I have a lot of beef with a lot of people, and of course, as a columnist, I tend to use the platform I have available to me air all that beef in public. For example, several years ago, I had an extreme amount of beef with the lecturer Ridhuan Tee.
Remember Ridhuan Tee (photo, below)? He is that Chinese Muslim who also happens to be an ultra-conservative Malay activist whose writings, speeches and thoughts are quite extreme, and almost bordering on racism and exclusivity.
In my writings, I would constantly respond and try to negate all of his ideas. He would get irritated and respond to me in his column as well. At times our debates can get pretty heated, and other people would join in the fray too.
However, no matter how heated our arguments get (it even got to a point of name-calling, on his part of course, where he said I am illiterate!), I never once said that he should be banned from ever being allowed to write or speak. I respect his right to freedom of speech.
Recently, I have been having a lot of beef with a particularly beefy person by the name of Dr Zakir Naik. I think I don’t need to explain much about this guy. His most recent controversy is related to him (as a non-Malaysian citizen) asking Malaysian citizens to leave the country.
Anyway, I disagree with him, and I think that his speeches are very divisive and in the context of Malaysia, his ideas are dangerous, and in my opinion, can cause all kinds of racial and religious rifts and tension that our country just does not need.
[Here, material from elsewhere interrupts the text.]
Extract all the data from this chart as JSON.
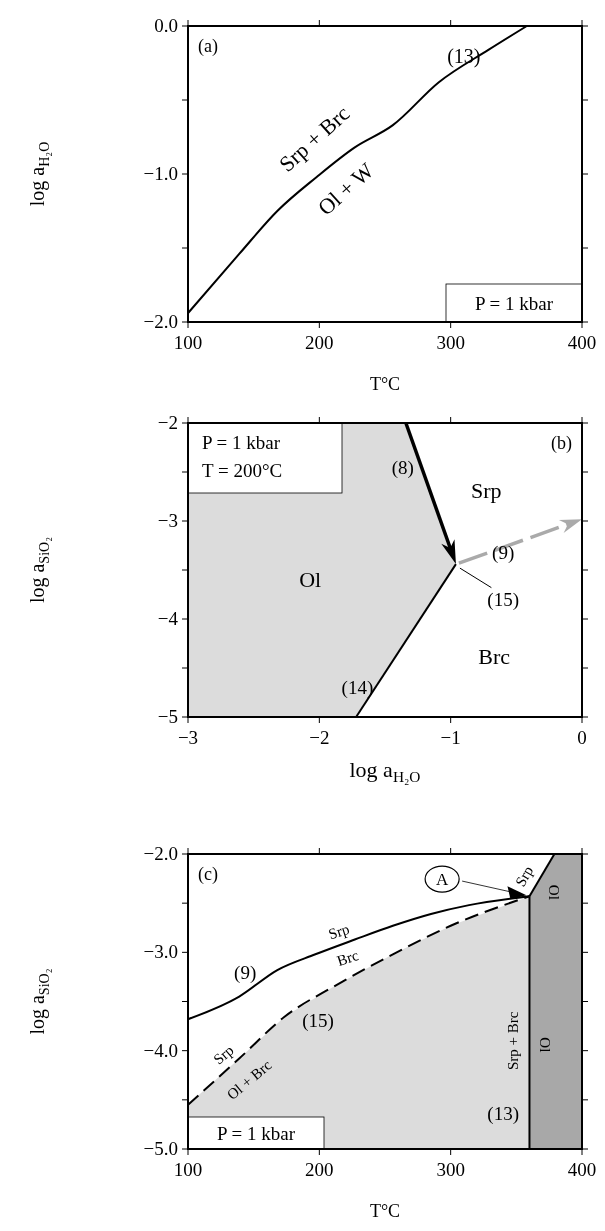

I use the platforms available to me to argue and prove how dangerous I think Zakir Naik’s ideas are. I even go as far as having the opinion that his talks are borderline hate speeches. I call for the government to revoke his PR status, but I do not push for him to be silenced.
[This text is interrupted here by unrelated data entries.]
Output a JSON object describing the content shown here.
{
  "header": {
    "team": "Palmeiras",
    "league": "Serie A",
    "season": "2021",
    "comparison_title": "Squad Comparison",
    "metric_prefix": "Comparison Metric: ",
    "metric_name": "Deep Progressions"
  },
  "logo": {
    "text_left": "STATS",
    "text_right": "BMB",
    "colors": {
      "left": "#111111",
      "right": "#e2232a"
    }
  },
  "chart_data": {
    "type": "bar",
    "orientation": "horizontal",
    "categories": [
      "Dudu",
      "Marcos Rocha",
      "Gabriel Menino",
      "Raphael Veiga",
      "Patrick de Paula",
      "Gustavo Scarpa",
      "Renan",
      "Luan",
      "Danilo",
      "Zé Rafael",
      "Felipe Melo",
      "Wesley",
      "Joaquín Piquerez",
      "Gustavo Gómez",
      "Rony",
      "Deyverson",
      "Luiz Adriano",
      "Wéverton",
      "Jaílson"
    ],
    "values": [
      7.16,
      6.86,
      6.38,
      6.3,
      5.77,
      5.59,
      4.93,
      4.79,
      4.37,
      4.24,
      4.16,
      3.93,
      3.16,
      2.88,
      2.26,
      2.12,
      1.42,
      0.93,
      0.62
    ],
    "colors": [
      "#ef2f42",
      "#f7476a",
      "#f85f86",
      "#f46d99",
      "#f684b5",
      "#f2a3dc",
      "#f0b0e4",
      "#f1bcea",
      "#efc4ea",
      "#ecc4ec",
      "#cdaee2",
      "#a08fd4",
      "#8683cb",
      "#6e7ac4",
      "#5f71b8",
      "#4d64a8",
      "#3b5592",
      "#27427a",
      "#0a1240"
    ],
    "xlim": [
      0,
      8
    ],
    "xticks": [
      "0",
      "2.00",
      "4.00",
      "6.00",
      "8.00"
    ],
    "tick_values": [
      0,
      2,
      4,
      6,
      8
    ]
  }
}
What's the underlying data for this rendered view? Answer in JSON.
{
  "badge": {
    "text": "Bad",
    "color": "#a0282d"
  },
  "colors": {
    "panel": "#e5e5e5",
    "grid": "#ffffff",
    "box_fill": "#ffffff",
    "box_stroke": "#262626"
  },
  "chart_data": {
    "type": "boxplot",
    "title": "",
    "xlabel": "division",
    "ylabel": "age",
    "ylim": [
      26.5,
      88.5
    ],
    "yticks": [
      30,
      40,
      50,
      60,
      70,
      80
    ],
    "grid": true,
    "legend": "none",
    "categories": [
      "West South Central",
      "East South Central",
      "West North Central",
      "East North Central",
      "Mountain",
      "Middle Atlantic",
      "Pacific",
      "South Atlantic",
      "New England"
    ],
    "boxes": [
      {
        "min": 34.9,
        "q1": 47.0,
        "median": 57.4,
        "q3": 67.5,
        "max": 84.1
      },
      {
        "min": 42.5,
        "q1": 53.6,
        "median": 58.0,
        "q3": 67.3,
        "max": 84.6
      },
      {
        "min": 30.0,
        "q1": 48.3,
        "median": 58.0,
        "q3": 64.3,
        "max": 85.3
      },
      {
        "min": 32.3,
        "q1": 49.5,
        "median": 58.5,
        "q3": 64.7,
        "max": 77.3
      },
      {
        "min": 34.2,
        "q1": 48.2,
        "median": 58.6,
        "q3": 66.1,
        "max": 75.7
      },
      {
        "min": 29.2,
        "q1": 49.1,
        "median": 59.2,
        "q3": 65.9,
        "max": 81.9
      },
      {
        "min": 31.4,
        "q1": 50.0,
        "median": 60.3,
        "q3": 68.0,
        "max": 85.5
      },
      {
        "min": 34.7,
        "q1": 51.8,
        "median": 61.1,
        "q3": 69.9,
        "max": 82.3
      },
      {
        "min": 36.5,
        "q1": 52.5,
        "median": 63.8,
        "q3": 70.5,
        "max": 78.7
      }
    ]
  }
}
Just like with Ridhuan Tee, I believe that Zakir Naik (photo) has the right to his freedom of speech as well. However, what I do is to try to persuade the public that their opinions and ideas are not beneficial to society and hence, even if they do speak and write, we should just ignore them.
So, they can continue to have their right to speak. But with diversity in the media, the public has access to alternative ideas, and they can make more informed decisions. That is the way the fourth estate should be in a democracy and act as a monitor.
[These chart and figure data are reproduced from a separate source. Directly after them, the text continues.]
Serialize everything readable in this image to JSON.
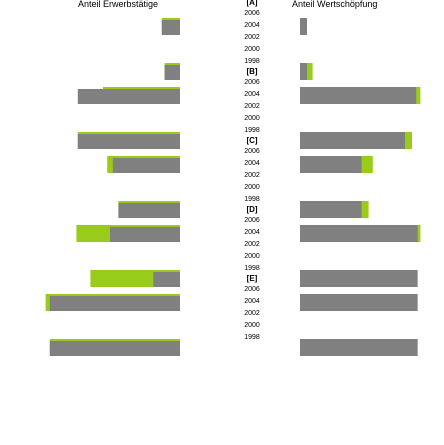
{
  "chart_data": {
    "type": "bar",
    "orientation": "butterfly-horizontal",
    "left_title": "Anteil Erwerbstätige",
    "right_title": "Anteil Wertschöpfung",
    "years": [
      "2006",
      "2004",
      "2002",
      "2000",
      "1998"
    ],
    "groups": [
      {
        "label": "[A]",
        "left": [
          {
            "year": "2006",
            "gray": 13,
            "green": 13
          },
          {
            "year": "2004",
            "gray": 0,
            "green": 0
          },
          {
            "year": "2002",
            "gray": 0,
            "green": 0
          },
          {
            "year": "2000",
            "gray": 0,
            "green": 0
          },
          {
            "year": "1998",
            "gray": 11,
            "green": 11
          }
        ],
        "right": [
          {
            "year": "2006",
            "gray": 5,
            "green": 5
          },
          {
            "year": "2004",
            "gray": 0,
            "green": 0
          },
          {
            "year": "2002",
            "gray": 0,
            "green": 0
          },
          {
            "year": "2000",
            "gray": 0,
            "green": 0
          },
          {
            "year": "1998",
            "gray": 5,
            "green": 9
          }
        ]
      },
      {
        "label": "[B]",
        "left": [
          {
            "year": "2006",
            "gray": 73,
            "green": 55
          },
          {
            "year": "2004",
            "gray": 0,
            "green": 0
          },
          {
            "year": "2002",
            "gray": 0,
            "green": 0
          },
          {
            "year": "2000",
            "gray": 0,
            "green": 0
          },
          {
            "year": "1998",
            "gray": 73,
            "green": 73
          }
        ],
        "right": [
          {
            "year": "2006",
            "gray": 83,
            "green": 86
          },
          {
            "year": "2004",
            "gray": 0,
            "green": 0
          },
          {
            "year": "2002",
            "gray": 0,
            "green": 0
          },
          {
            "year": "2000",
            "gray": 0,
            "green": 0
          },
          {
            "year": "1998",
            "gray": 75,
            "green": 80
          }
        ]
      },
      {
        "label": "[C]",
        "left": [
          {
            "year": "2006",
            "gray": 48,
            "green": 52
          },
          {
            "year": "2004",
            "gray": 0,
            "green": 0
          },
          {
            "year": "2002",
            "gray": 0,
            "green": 0
          },
          {
            "year": "2000",
            "gray": 0,
            "green": 0
          },
          {
            "year": "1998",
            "gray": 44,
            "green": 44
          }
        ],
        "right": [
          {
            "year": "2006",
            "gray": 44,
            "green": 52
          },
          {
            "year": "2004",
            "gray": 0,
            "green": 0
          },
          {
            "year": "2002",
            "gray": 0,
            "green": 0
          },
          {
            "year": "2000",
            "gray": 0,
            "green": 0
          },
          {
            "year": "1998",
            "gray": 44,
            "green": 49
          }
        ]
      },
      {
        "label": "[D]",
        "left": [
          {
            "year": "2006",
            "gray": 50,
            "green": 74
          },
          {
            "year": "2004",
            "gray": 0,
            "green": 0
          },
          {
            "year": "2002",
            "gray": 0,
            "green": 0
          },
          {
            "year": "2000",
            "gray": 0,
            "green": 0
          },
          {
            "year": "1998",
            "gray": 19,
            "green": 64
          }
        ],
        "right": [
          {
            "year": "2006",
            "gray": 84,
            "green": 86
          },
          {
            "year": "2004",
            "gray": 0,
            "green": 0
          },
          {
            "year": "2002",
            "gray": 0,
            "green": 0
          },
          {
            "year": "2000",
            "gray": 0,
            "green": 0
          },
          {
            "year": "1998",
            "gray": 84,
            "green": 84
          }
        ]
      },
      {
        "label": "[E]",
        "left": [
          {
            "year": "2006",
            "gray": 93,
            "green": 96
          },
          {
            "year": "2004",
            "gray": 0,
            "green": 0
          },
          {
            "year": "2002",
            "gray": 0,
            "green": 0
          },
          {
            "year": "2000",
            "gray": 0,
            "green": 0
          },
          {
            "year": "1998",
            "gray": 93,
            "green": 93
          }
        ],
        "right": [
          {
            "year": "2006",
            "gray": 84,
            "green": 84
          },
          {
            "year": "2004",
            "gray": 0,
            "green": 0
          },
          {
            "year": "2002",
            "gray": 0,
            "green": 0
          },
          {
            "year": "2000",
            "gray": 0,
            "green": 0
          },
          {
            "year": "1998",
            "gray": 84,
            "green": 84
          }
        ]
      }
    ],
    "colors": {
      "gray": "#808080",
      "green": "#99cc1a"
    },
    "grid": false
  }
}
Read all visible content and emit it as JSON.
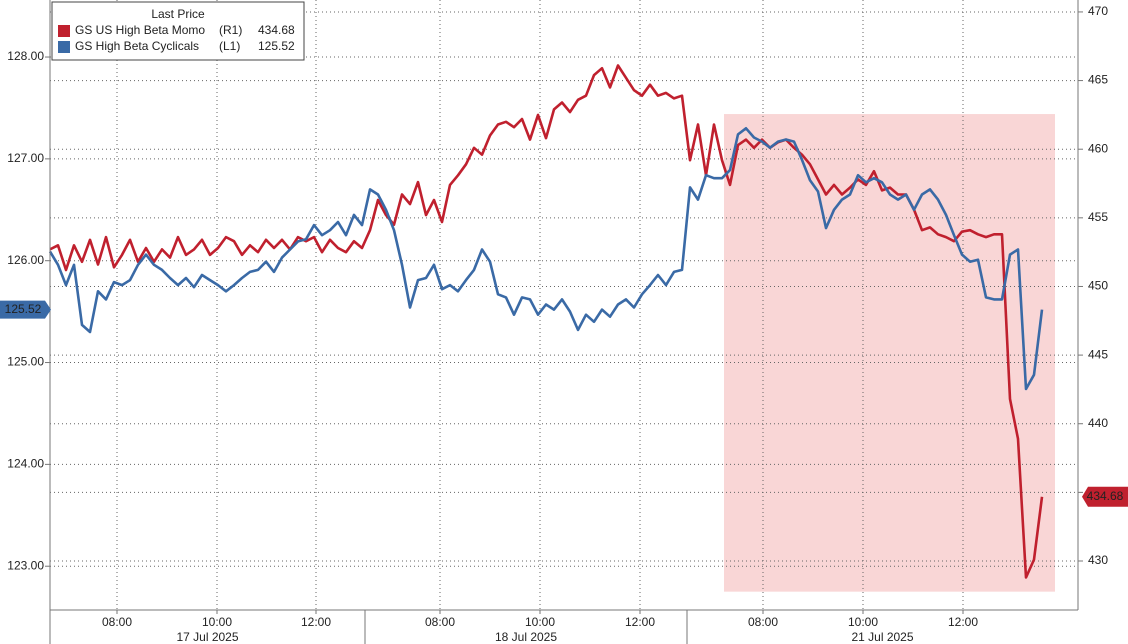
{
  "chart_data": {
    "type": "line",
    "legend_title": "Last Price",
    "xlim": [
      0,
      128.5
    ],
    "xticks": [
      {
        "value": 8.375,
        "label": "08:00"
      },
      {
        "value": 20.875,
        "label": "10:00"
      },
      {
        "value": 33.25,
        "label": "12:00"
      },
      {
        "value": 48.75,
        "label": "08:00"
      },
      {
        "value": 61.25,
        "label": "10:00"
      },
      {
        "value": 73.75,
        "label": "12:00"
      },
      {
        "value": 89.125,
        "label": "08:00"
      },
      {
        "value": 101.625,
        "label": "10:00"
      },
      {
        "value": 114.125,
        "label": "12:00"
      }
    ],
    "days": [
      {
        "label": "17 Jul 2025",
        "range": [
          0,
          39.375
        ]
      },
      {
        "label": "18 Jul 2025",
        "range": [
          39.375,
          79.625
        ]
      },
      {
        "label": "21 Jul 2025",
        "range": [
          79.625,
          128.5
        ]
      }
    ],
    "ylim": [
      122.57,
      128.56
    ],
    "yticks": [
      {
        "value": 123,
        "label": "123.00"
      },
      {
        "value": 124,
        "label": "124.00"
      },
      {
        "value": 125,
        "label": "125.00"
      },
      {
        "value": 126,
        "label": "126.00"
      },
      {
        "value": 127,
        "label": "127.00"
      },
      {
        "value": 128,
        "label": "128.00"
      }
    ],
    "y2lim": [
      426.43,
      470.87
    ],
    "y2ticks": [
      430,
      435,
      440,
      445,
      450,
      455,
      460,
      465,
      470
    ],
    "grid": true,
    "highlight": {
      "xrange": [
        84.25,
        125.625
      ],
      "yrange": [
        122.75,
        127.44
      ],
      "color": "#f9d6d6"
    },
    "series": [
      {
        "name": "GS US High Beta Momo",
        "tag": "(R1)",
        "axis": "y2",
        "color": "#c0202e",
        "values": [
          452.7,
          453.0,
          451.2,
          453.0,
          451.8,
          453.4,
          451.6,
          453.6,
          451.4,
          452.3,
          453.4,
          451.8,
          452.8,
          451.8,
          452.7,
          452.1,
          453.6,
          452.3,
          452.7,
          453.4,
          452.3,
          452.8,
          453.6,
          453.3,
          452.3,
          453.0,
          452.5,
          453.4,
          452.8,
          453.4,
          452.7,
          453.6,
          453.3,
          453.6,
          452.5,
          453.4,
          452.8,
          452.5,
          453.3,
          452.8,
          454.1,
          456.3,
          455.2,
          454.5,
          456.7,
          456.0,
          457.6,
          455.2,
          456.3,
          454.7,
          457.4,
          458.1,
          458.9,
          460.1,
          459.6,
          461.0,
          461.8,
          462.0,
          461.6,
          462.2,
          460.7,
          462.5,
          460.8,
          462.9,
          463.4,
          462.7,
          463.6,
          463.9,
          465.4,
          465.9,
          464.5,
          466.1,
          465.2,
          464.3,
          463.9,
          464.7,
          463.9,
          464.1,
          463.7,
          463.9,
          459.2,
          461.8,
          458.1,
          461.8,
          459.2,
          457.4,
          460.3,
          460.7,
          460.1,
          460.7,
          460.1,
          460.5,
          460.7,
          460.1,
          459.6,
          458.9,
          457.8,
          456.7,
          457.4,
          456.7,
          457.2,
          457.8,
          457.4,
          458.4,
          457.0,
          457.2,
          456.7,
          456.7,
          455.6,
          454.1,
          454.3,
          453.8,
          453.6,
          453.3,
          454.0,
          454.1,
          453.8,
          453.6,
          453.8,
          453.8,
          441.8,
          438.9,
          428.8,
          430.1,
          434.68
        ]
      },
      {
        "name": "GS High Beta Cyclicals",
        "tag": "(L1)",
        "axis": "y",
        "color": "#3a6aa6",
        "values": [
          126.09,
          125.96,
          125.76,
          125.96,
          125.37,
          125.3,
          125.7,
          125.62,
          125.79,
          125.76,
          125.81,
          125.96,
          126.06,
          125.96,
          125.91,
          125.83,
          125.76,
          125.83,
          125.74,
          125.86,
          125.81,
          125.76,
          125.7,
          125.76,
          125.83,
          125.89,
          125.91,
          125.99,
          125.89,
          126.03,
          126.11,
          126.19,
          126.21,
          126.35,
          126.25,
          126.3,
          126.38,
          126.25,
          126.45,
          126.35,
          126.7,
          126.65,
          126.5,
          126.3,
          125.96,
          125.54,
          125.81,
          125.83,
          125.96,
          125.72,
          125.76,
          125.7,
          125.81,
          125.91,
          126.11,
          125.99,
          125.67,
          125.64,
          125.47,
          125.64,
          125.62,
          125.47,
          125.57,
          125.52,
          125.62,
          125.5,
          125.32,
          125.47,
          125.4,
          125.52,
          125.45,
          125.57,
          125.62,
          125.54,
          125.67,
          125.76,
          125.86,
          125.76,
          125.89,
          125.91,
          126.72,
          126.6,
          126.84,
          126.81,
          126.81,
          126.89,
          127.24,
          127.3,
          127.21,
          127.17,
          127.11,
          127.17,
          127.19,
          127.17,
          126.99,
          126.79,
          126.68,
          126.32,
          126.5,
          126.6,
          126.65,
          126.84,
          126.77,
          126.81,
          126.77,
          126.65,
          126.6,
          126.65,
          126.5,
          126.65,
          126.7,
          126.6,
          126.45,
          126.25,
          126.06,
          125.99,
          126.01,
          125.64,
          125.62,
          125.62,
          126.06,
          126.11,
          124.74,
          124.88,
          125.52
        ]
      }
    ]
  }
}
Now, I have to be honest and say that I have a tremendous amount of beef with Utusan Malaysia. Over the years, I have found the newspaper to be racist, divisive and exclusive. They serve a political master that has Malay supremacy as the main objective.
I have written, numerous times, against the ideology that is being propagated by Utusan. It isn’t just me. Many have done it, both against and in support of them. But that is what societal discourse is about. Society debates issues that eventually become a guide on how we want our country to be.
And in all the times that I have been angry and shocked by their spew of bias, I never once asked for Utusan to be shut or silenced. I mean, where else am I going to get fodder for my own writings right? Haha! But jokes aside, all the debates that happen contributes to society’s progress.
So when I heard that Utusan was going to be shut, I truly felt that it would be detrimental to our democracy. Remember when we were so frustrated with how the media was so one-sided many years ago? It was dominated by masters who served Barisan Nasional.
It will not be much different if we eliminate that voice and only maintain the voice of the current power now, will it? Then the people will lose the diversity to make more informed decisions, and we will be back to where we were twenty years ago.
So, it is good news that we now hear that Utusan will not be ceasing operations. However, the fact that they decide to raise the price of the newspaper by RM0.50 to be sustainable and pay its staff is a little bit worrying.
What put them in this dire situation is most probably because nobody is reading the newspaper anymore. Why aren’t people reading it? There could be several reasons, but the main one could be that people are slowly turned off by their Malay supremacist ideas.
In order for the management to reinvigorate the newspaper, instead of raising the price, a better idea will be to revamp and restrategize their editorial approach. Malaysians today aren’t the same as Malaysians twenty years ago. They aren’t subservient and passive readers anymore.
Whatever it is, we should be happy that Utusan – which is an institution in Malaysia – is still around. It is good that hardworking journalists will still be able to have their jobs. But most importantly, the diversity of the press in Malaysia is maintained and hopefully, will grow further.